Republic of China award

This China War Memorial Medal, also known as the Medal in Commemoration of Victory in the Resistance Against Aggression (抗戰勝利勳章) was authorized after the Second Sino-Japanese War (World War II) by the Republic of China government for servicemen who assisted the Chinese Government fighting against the Japanese during the war. Members of the Fourteenth Air Force, the Flying Tigers, were eligible to be awarded this medal. The medal was created in 1944 and first distributed in 1946 to those who met the requirements from the Chinese Nationalist Government. Lt.
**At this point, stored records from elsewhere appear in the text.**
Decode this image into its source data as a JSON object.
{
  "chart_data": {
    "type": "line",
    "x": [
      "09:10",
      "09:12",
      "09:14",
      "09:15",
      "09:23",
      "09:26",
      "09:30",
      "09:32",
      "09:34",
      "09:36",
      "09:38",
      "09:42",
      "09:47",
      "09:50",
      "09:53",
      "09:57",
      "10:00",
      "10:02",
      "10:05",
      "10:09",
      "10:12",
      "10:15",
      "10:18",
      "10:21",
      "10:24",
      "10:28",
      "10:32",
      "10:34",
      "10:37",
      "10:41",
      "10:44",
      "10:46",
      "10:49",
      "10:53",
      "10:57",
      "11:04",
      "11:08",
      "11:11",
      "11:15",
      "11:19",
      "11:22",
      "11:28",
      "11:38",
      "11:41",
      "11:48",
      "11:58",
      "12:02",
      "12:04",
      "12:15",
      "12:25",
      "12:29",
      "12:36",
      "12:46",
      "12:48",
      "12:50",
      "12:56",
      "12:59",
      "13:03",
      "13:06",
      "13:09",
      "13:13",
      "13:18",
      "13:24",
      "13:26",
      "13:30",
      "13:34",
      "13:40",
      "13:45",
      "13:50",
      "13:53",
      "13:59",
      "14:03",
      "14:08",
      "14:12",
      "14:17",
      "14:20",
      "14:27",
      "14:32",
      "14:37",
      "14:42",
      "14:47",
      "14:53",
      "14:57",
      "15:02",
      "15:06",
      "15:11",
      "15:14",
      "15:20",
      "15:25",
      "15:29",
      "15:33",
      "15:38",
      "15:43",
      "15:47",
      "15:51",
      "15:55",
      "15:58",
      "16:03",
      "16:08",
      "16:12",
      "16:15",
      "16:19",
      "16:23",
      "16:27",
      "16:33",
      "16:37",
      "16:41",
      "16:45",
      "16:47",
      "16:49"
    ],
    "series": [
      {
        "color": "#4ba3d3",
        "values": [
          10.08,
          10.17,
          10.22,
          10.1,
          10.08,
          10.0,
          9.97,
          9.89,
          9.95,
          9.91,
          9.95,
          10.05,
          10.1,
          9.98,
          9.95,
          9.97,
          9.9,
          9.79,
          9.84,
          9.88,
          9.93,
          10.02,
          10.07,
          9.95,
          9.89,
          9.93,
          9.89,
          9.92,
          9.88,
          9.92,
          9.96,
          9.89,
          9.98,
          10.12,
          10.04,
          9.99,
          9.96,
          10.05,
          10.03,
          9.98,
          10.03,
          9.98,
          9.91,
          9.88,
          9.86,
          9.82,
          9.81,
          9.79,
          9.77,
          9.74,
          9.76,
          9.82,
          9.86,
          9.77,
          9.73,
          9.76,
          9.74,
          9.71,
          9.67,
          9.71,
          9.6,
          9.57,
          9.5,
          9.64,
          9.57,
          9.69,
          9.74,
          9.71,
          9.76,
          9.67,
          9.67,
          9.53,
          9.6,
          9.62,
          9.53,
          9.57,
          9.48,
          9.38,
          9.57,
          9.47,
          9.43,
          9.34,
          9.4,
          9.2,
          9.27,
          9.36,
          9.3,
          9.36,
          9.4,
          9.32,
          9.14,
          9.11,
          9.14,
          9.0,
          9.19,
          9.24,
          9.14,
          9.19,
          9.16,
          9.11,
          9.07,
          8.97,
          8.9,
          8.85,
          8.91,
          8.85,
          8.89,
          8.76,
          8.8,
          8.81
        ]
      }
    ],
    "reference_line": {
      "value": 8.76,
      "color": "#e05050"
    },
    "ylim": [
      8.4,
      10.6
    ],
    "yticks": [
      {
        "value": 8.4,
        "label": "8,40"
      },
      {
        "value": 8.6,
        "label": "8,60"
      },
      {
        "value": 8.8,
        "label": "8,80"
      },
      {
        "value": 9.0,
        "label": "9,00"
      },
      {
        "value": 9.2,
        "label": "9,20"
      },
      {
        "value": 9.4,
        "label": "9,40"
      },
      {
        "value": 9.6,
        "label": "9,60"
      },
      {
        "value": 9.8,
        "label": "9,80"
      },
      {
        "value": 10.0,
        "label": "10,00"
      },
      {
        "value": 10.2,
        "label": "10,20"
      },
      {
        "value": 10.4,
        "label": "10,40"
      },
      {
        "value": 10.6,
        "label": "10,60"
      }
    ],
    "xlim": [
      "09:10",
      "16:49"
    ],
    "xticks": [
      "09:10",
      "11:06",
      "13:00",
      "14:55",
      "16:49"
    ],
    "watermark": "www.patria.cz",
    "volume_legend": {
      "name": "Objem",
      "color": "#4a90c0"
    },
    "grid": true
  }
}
General Claire Lee Chennault and Anna Chennault were a few who had received this medal.

==Eligibility==
Those eligible to get the China War Memorial Medal were those who served in mainland China, Burma, Vietnam and Thailand for 30 days from the time period of December 7, 1941 – September 2, 1945.

==Acceptance==
This medal may be accepted under which allows US personnel to wear this medal after all foreign decorations.

==Description==
The Marco Polo Bridge is on the obverse with two flags of the Republic of China and Chairman Chiang Kai-shek between the flags. On the reverse, is a ribbon for an engraving of the service member's name or serial number.

The ribbon of the medal is yellow with red edges 3/16 in wide, between the red and yellow are blue stripes 1/8 in wide. A round metal Chinese sunburst emblem is placed in the center of the suspension and service ribbons.